Division of Fish and Wildlife, New York State Department of Environmental Conservation, Albany, New York, USA.
Department of Biology, Skidmore College, Saratoga Springs, New York 12866, USA.
J Expo Sci Environ Epidemiol. 2018 Mar;28(2):109-118. doi: 10.1038/jes.2017.17. Epub 2017 Sep 20.
Geographic information adds a powerful component to environmental epidemiology studies but can compromise subject confidentiality. Although locations are often masked by perturbing spatial coordinates, existing masks do not ensure that the perturbation area contains a sufficient number of valid surrogates to prevent disclosure, nor are they designed to minimize perturbation while maintaining a specified level of privacy. I introduce a new approach to geoprivacy in which real property parcel data with information about land use are used to develop a pool of verified neighbors. GIS (geographic information system) processing optionally restricts the pool to residences with values of environmental variables similar to those of the subject parcel. A surrogate is then randomly selected from the k members of the pool closest to the subject with k chosen to achieve the desired spatial privacy protection. The method guarantees the specified level of privacy even where population density is uneven while minimizing spatial distortion and changes to the values of environmental variables assigned to subjects. The method is illustrated with an example that found it to be more effective than random perturbation-based methods in both protecting privacy and preserving spatial fidelity to the original locations.

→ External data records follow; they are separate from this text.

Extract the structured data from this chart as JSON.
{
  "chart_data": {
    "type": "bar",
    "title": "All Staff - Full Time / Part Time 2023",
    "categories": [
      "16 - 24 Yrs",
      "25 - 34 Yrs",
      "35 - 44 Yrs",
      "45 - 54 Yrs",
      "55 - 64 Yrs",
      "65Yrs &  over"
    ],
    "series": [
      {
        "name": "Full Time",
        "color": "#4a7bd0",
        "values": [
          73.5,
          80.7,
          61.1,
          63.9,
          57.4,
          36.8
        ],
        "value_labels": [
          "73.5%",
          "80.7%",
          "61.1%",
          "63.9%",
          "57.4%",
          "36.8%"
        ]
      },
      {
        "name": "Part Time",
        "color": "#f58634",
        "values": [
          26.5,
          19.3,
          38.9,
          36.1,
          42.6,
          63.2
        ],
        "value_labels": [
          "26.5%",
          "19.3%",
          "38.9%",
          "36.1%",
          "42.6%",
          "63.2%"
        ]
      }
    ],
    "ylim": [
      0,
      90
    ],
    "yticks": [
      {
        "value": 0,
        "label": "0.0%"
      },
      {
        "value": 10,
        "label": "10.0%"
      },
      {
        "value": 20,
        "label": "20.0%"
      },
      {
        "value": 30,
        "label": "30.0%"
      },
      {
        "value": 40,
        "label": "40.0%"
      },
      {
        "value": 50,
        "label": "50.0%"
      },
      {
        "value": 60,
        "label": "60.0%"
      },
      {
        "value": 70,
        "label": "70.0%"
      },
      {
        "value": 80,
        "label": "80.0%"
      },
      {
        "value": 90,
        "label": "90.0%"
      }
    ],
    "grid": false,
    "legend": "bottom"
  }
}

地理信息为环境流行病学研究增添了强大的组成部分,但可能会损害研究对象的保密性。虽然位置通常通过扰乱空间坐标来屏蔽,但现有的屏蔽措施并不能确保扰动区域包含足够数量的有效替代者来防止信息泄露,也没有设计为在保持指定隐私级别同时最小化扰动。我介绍了一种新的地理隐私方法,其中使用有关土地利用的房地产包裹数据来开发经过验证的邻居池。地理信息系统(GIS)处理可选择将池限制为与主题包裹的环境变量值相似的住宅。然后,从与主题最近的 k 个成员中随机选择替代者,k 的选择是为了实现所需的空间隐私保护。即使在人口密度不均匀的情况下,该方法也能保证指定的隐私级别,同时最小化分配给研究对象的环境变量值的空间失真和变化。该方法通过一个示例进行了说明,结果表明它在保护隐私和保留原始位置的空间保真度方面都比基于随机扰动的方法更有效。